The study also found antibodies in people who lived in districts that hadn't yet reported a case and didn't have laboratories to test for cases when the survey was conducted.
Experts believe the missed infections likely contributed to the spread of the virus. Although testing in India has since vastly improved, it is now the second worst-hit country in the world, with over 4.5 million cases and more than 76,000 deaths.
But even these results could be an underestimate of how many people were infected in May since the two types of tests scientists used in the study aren't the most accurate, said Dr. Gagandeep Kang, an infectious diseases expert at the Christian Medical College in southern Vellore city who wasn't involved with the project.

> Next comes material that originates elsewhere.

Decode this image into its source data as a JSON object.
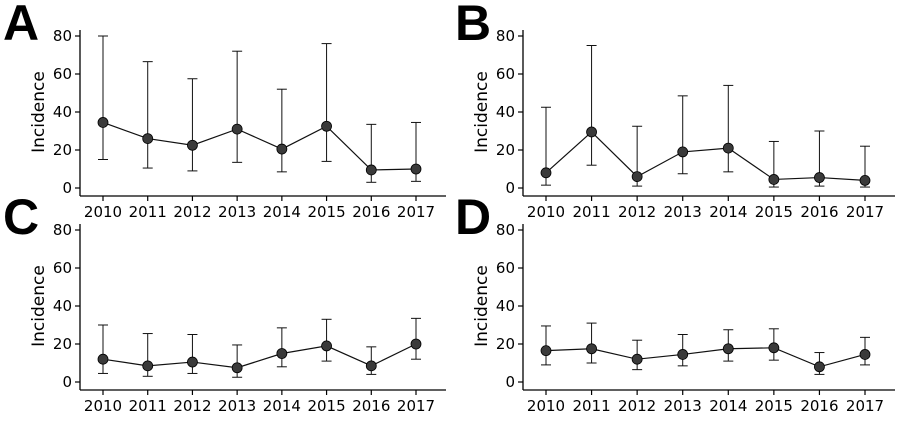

India's lockdown of 1.3 billion people was necessitated by its initial sluggish response to the virus. But millions lost their jobs, and thousands, fearing starvation, poured out of cities to try and get back to their rural homes. The economy shrunk by nearly 24 per cent in the last quarter, the most of any major country.
The viral spread to rural areas and small towns as early as May shows that the lockdown was "leaky," said retired virologist and pediatrician Dr. T. Jacob John. He faulted the government for not immediately moving away from a strategy of a nationwide lockdown to a more localized approach aimed at trying to balance the management of the disease and keeping the economy alive.
He said that the time for containment had long passed and India now needs to focus on trying to reduce deaths, while tentatively trying to kick-start the economy.
"Now that the horses are all outside the barn, locking the door isn't going to help very much," he said.